Berkaca pada kehidupan yang kuaalami, aku mendapati bahwa salah satu kegagalan orang tua dalam keikutsertaan membangun karir buat anaknya terjadi karena orang tua lalai mengamati apa hobi si anak. Kelalain ini mengakibatkan orang tua tidak bisa dengan cermat merencanakan jenis pendidikan yang pas buat anaknya berbasis hobi sang anak. Kedua orang tuaku memiliki 7 anak. Kami bertujuh semuanya mengenyam pendidikan sampai perguruan tinggi. Kakak perempuanku yang paling tua tamatan akademi gizi. Abangku yang nomor dua adalah sarjana perikanan. Aku sendiri adalah sarjana Antropologi. Adik di bawahku sarjana teknik. Adikku yang kelima dan keenam masing-masing lulusan diploma keuangan dan sarjana ilmu sosial. Sedangkan yang paling kecil adalah sarjana kehutanan. Dari kami bertujuh, aku menilai bahwa abangku yang sarjana perikanan adalah orang yang paling beruntung. Sejak aku mengenalnya, aku tahu bahwa abangku memiliki hobi yang tidak jauh dari ikan. Setiap waktu senggang sejak kecil, dia sangat suka dengan aktivitas yang yang berhubungan dengan air dan sungai. Memancing ikan dan atau belut, menjala ikan, memelihara ikan adalah kegemarannya yang akan dilakukannya dalam setiap kali menghabiskan waktu libur. Aku tahu bahwa dia bukanlah orang yang terlalu suka berfikir teoritis, dan menurutku hal itu sangat sejalan dengan hobinya. Saat ini abangku tersebut bekerja di lembaga penelitian di bawah naungan Kementerian Kelautan dan Perikanan Republik Indonesia di Propinsi Lampung. Sebagai pegawai yang bekerja di balai benih ikan, maka pekerjaan utama mereka adalah melakukan penelitian dan pembudidayaan hewan air terutama ikan untuk kemudian bisa menyediakan benihnya buat keperluan para pembudidaya.
Aku dan saudara-saudaraku
Sekitar dua tahun lalu saat aku mengunjunginya di Lampung. Saat itu aku melihat bahwa abangku sangat menikmati pekerjaannya. Pagi hari setelah sholat subuh dan selesai berbenah pekerjaan rumah, biasanya ia akan langsung ke ramba ikan milik tempatnya bekerja di tengah laut untuk memberi makan ikan. Setelah melakukan aktifitasnya di tengah laut, selang beberapa jam ia akan balik ke rumah biasanya untuk sarapan dan kemudian balik ke kantor untuk urusan adminitrasi. Setelah selesai urusan kantor, ia akan kembali mengurus indukan atau benih ikan di tempat pemijahan. Seharian ikan berhadapan dengan berbagai macam persoalan ikan dan aktivitas budidayanya di balai tempat ia bekerja. Dalam kehidupannya dia tidak perlu mengeluarkan biaya untuk melakukan semua yang disukainya. Malah ia dibayar untuk semua yang disukainya.

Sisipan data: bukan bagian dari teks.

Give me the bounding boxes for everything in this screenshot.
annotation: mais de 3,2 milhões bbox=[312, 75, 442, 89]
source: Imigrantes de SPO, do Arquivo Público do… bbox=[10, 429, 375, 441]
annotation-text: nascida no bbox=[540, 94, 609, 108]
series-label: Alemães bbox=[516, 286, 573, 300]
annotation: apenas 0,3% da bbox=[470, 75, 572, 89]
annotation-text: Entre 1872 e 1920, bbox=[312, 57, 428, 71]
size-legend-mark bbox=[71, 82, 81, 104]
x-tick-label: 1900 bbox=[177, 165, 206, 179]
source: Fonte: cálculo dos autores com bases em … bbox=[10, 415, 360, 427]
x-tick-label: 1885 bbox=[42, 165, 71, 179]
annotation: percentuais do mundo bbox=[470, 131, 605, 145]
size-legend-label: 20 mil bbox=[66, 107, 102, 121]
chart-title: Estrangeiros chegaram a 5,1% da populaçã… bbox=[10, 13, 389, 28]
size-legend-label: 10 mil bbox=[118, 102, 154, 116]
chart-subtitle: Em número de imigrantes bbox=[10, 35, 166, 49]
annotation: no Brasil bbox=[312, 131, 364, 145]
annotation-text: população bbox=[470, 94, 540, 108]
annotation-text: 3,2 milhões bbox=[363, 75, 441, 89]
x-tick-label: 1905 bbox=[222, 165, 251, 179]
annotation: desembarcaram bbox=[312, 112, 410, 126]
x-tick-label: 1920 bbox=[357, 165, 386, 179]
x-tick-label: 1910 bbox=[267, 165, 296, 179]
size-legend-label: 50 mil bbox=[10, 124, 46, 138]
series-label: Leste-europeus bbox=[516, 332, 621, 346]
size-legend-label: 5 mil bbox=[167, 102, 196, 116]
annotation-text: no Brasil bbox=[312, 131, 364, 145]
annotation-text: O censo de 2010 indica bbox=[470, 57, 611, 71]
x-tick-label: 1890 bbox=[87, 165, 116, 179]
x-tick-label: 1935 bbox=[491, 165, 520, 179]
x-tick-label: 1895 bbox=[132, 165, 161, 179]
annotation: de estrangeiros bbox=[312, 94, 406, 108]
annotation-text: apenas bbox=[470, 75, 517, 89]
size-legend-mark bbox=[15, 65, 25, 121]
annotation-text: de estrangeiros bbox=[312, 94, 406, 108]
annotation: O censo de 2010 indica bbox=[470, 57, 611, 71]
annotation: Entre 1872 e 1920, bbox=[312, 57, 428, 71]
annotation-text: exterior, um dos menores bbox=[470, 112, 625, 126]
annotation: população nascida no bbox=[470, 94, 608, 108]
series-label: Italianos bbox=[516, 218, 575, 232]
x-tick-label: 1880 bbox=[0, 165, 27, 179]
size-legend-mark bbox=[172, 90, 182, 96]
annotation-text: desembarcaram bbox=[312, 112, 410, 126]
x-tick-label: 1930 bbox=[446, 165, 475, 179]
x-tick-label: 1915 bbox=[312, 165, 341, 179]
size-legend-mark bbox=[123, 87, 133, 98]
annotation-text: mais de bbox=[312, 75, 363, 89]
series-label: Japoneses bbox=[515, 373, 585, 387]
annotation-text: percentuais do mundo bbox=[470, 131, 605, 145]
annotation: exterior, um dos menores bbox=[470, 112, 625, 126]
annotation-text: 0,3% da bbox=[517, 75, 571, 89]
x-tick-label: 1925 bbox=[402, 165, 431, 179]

Apa yang terjadi pada abangku ternyata berbanding terbalik denganku. Demi menjalankan hobiku aku rela mengelurakan uang. Belakangan aku menyadari bahwa aku memiliki kegemaran berladang dan beternak. Sejak aku berumah tangga, aku selalu berupaya menanami pekarang rumahku dengan berbagai tanaman yang bisa dikonsumsi. Sejak aku memiliki rumah sendiri, kegemaran ini berlanjut dan bahkan bertambah dengan berbagai hewan periharaan. Ayam, burung dan ikan adalah sebagian hewan yang kupelihara. Untuk melancarkan hobiku, sebagian pendapatanku sebagai pengajar harus kucurahkan untuk hewan dan tanamanku. Bukan tidak senang sebagai pengajar, namun aku merasa hidupku jadi terbagi. Setiap kali aku gajian, aku sudah berfikir untuk menyisihkan sebagiannya untuk keperluan hewam peliharaan dan tanamanku. Kemudian aku membandingkan pekerjaanku dan pekerjaan abangku. Jelas aku merasa abangku adalah orang yang beruntung karena bekerja sesuai dengan hobi atau kegemarannya. Sementara aku, sekedar beruntung punya pekerjaan dan bisa menikmati hobinya dengan menghabiskan sebagian gaji yang kuperoleh dari pekerjaanku. Bukan tidak bersyukur memiliki pekerjaan ya...he...he...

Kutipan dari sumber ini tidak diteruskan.